Ukraine understands this perfectly. Their drone strategy has increasingly focused on striking oil facilities, energy infrastructure, logistics centers, and economic targets deep inside Russia because they know they cannot defeat Russia conventionally in a prolonged war of attrition.

What is extraordinary here is not merely the drone attacks themselves. It is the admission that the Russian state can no longer centrally defend everything. Moscow is effectively decentralizing air defense responsibilities and telling major corporations and financial institutions: defend yourselves. That is a major shift psychologically.

The Guardian even framed it bluntly: Russia is telling its banks to “shoot down drones yourself.”

Sberbank City Building - ANT YAPI

This is precisely how long wars transform societies historically. Civilian infrastructure slowly merges with military infrastructure until there is barely any distinction left. During the later stages of major conflicts, factories become military targets, railroads become military targets, ports become military targets, and eventually financial institutions themselves become military targets because war is ultimately about resources and economic survival.

Sberbank is not some small regional bank. It is effectively intertwined with the Russian state itself. Sberbank controls roughly a third of Russian banking assets and acts as a pillar of the entire domestic financial system. The Russian central bank likewise sits at the core of wartime financing, sanctions management, currency stabilization, and capital controls.

Russia has pushed aggressively toward cashless payments, digital financial infrastructure, and central bank digital currency experimentation through the digital ruble system. But centralized digital systems become vulnerable during wartime because they create concentrated targets.

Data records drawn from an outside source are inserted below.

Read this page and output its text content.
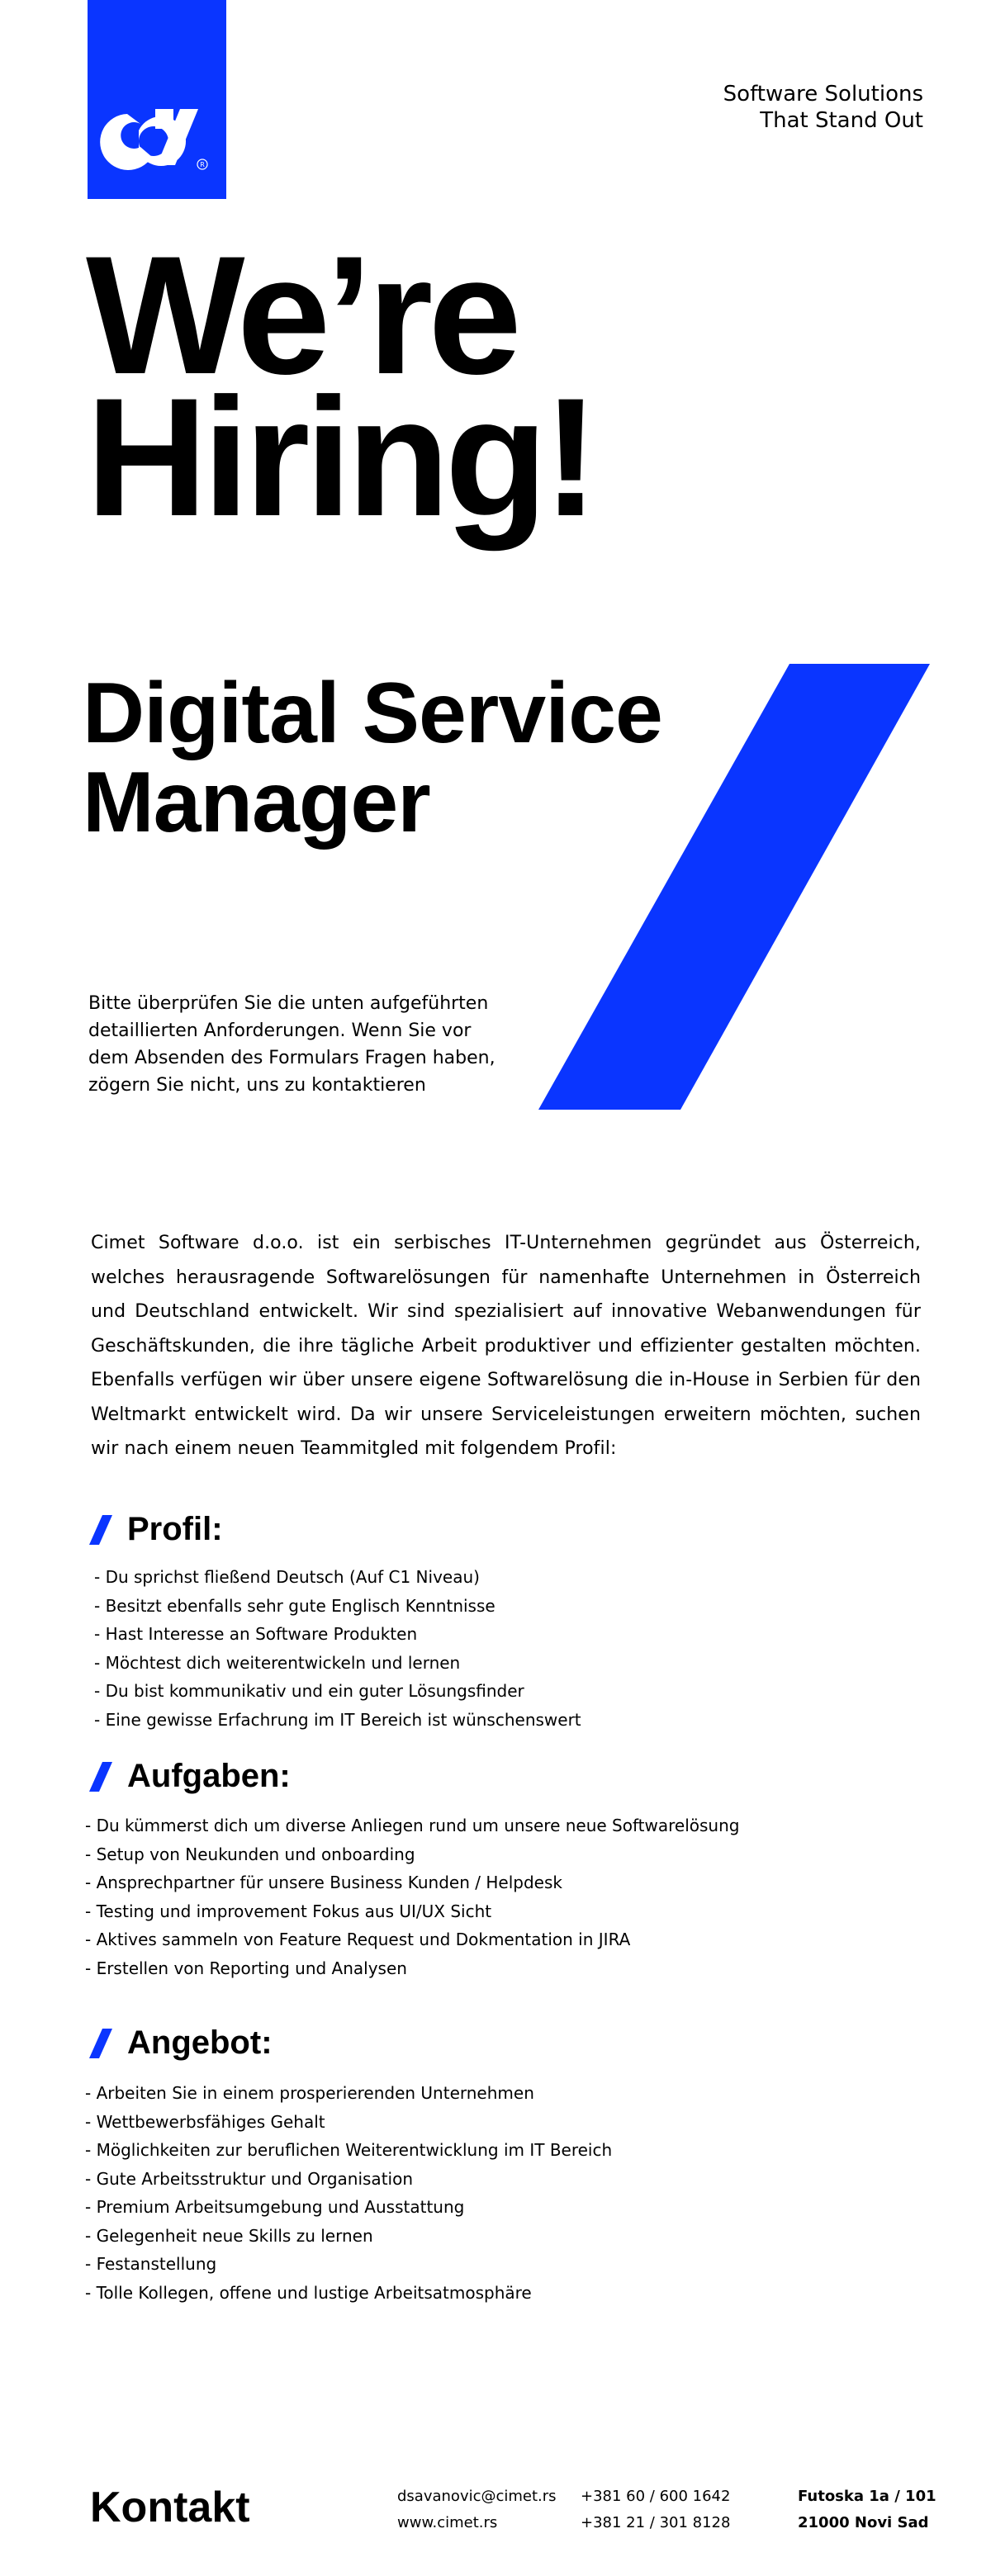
R
Software Solutions
That Stand Out
We’re
Hiring!
Digital Service
Manager
Bitte überprüfen Sie die unten aufgeführten detaillierten Anforderungen. Wenn Sie vor dem Absenden des Formulars Fragen haben, zögern Sie nicht, uns zu kontaktieren
Cimet Software d.o.o. ist ein serbisches IT-Unternehmen gegründet aus Österreich, welches herausragende Softwarelösungen für namenhafte Unternehmen in Österreich und Deutschland entwickelt. Wir sind spezialisiert auf innovative Webanwendungen für Geschäftskunden, die ihre tägliche Arbeit produktiver und effizienter gestalten möchten. Ebenfalls verfügen wir über unsere eigene Softwarelösung die in-House in Serbien für den Weltmarkt entwickelt wird. Da wir unsere Serviceleistungen erweitern möchten, suchen wir nach einem neuen Teammitgled mit folgendem Profil:
Profil:
- Du sprichst fließend Deutsch (Auf C1 Niveau)
- Besitzt ebenfalls sehr gute Englisch Kenntnisse
- Hast Interesse an Software Produkten
- Möchtest dich weiterentwickeln und lernen
- Du bist kommunikativ und ein guter Lösungsfinder
- Eine gewisse Erfachrung im IT Bereich ist wünschenswert
Aufgaben:
- Du kümmerst dich um diverse Anliegen rund um unsere neue Softwarelösung
- Setup von Neukunden und onboarding
- Ansprechpartner für unsere Business Kunden / Helpdesk
- Testing und improvement Fokus aus UI/UX Sicht
- Aktives sammeln von Feature Request und Dokmentation in JIRA
- Erstellen von Reporting und Analysen
Angebot:
- Arbeiten Sie in einem prosperierenden Unternehmen
- Wettbewerbsfähiges Gehalt
- Möglichkeiten zur beruflichen Weiterentwicklung im IT Bereich
- Gute Arbeitsstruktur und Organisation
- Premium Arbeitsumgebung und Ausstattung
- Gelegenheit neue Skills zu lernen
- Festanstellung
- Tolle Kollegen, offene und lustige Arbeitsatmosphäre
Kontakt	dsavanovic@cimet.rs
www.cimet.rs
+381 60 / 600 1642
+381 21 / 301 8128
Futoska 1a / 101
21000 Novi Sad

The more governments centralize financial systems digitally, the more vulnerable those systems become to cyberwarfare, EMP threats, sabotage, drone attacks, and infrastructure strikes. This is one reason governments are quietly preparing for a wartime financial environment globally.

What people fail to understand is that once banks become strategic military infrastructure, governments will justify virtually unlimited control over the financial system in the name of “security.” That is how capital controls are born historically. War always becomes the excuse for expanded government power.

The United States did exactly this during previous wars. Europe did exactly this. Gold confiscation, capital restrictions, currency controls, surveillance, transaction monitoring, frozen accounts, and restrictions on moving money abroad all emerge in wartime environments because governments become desperate to maintain internal stability.

Russia is already heavily centralized economically due to sanctions. But this trend is spreading globally. Europe is discussing CBDCs openly. Governments worldwide are building real-time payment surveillance systems. Financial privacy is disappearing everywhere because governments increasingly view the banking system as part of national security infrastructure.

Now we are reaching the next stage where banks themselves require physical anti-drone defenses. Imagine if JPMorgan or the Federal Reserve announced rooftop anti-drone missile systems surrounding Manhattan offices. That sounds absurd today, yet this is exactly where prolonged geopolitical escalation leads eventually.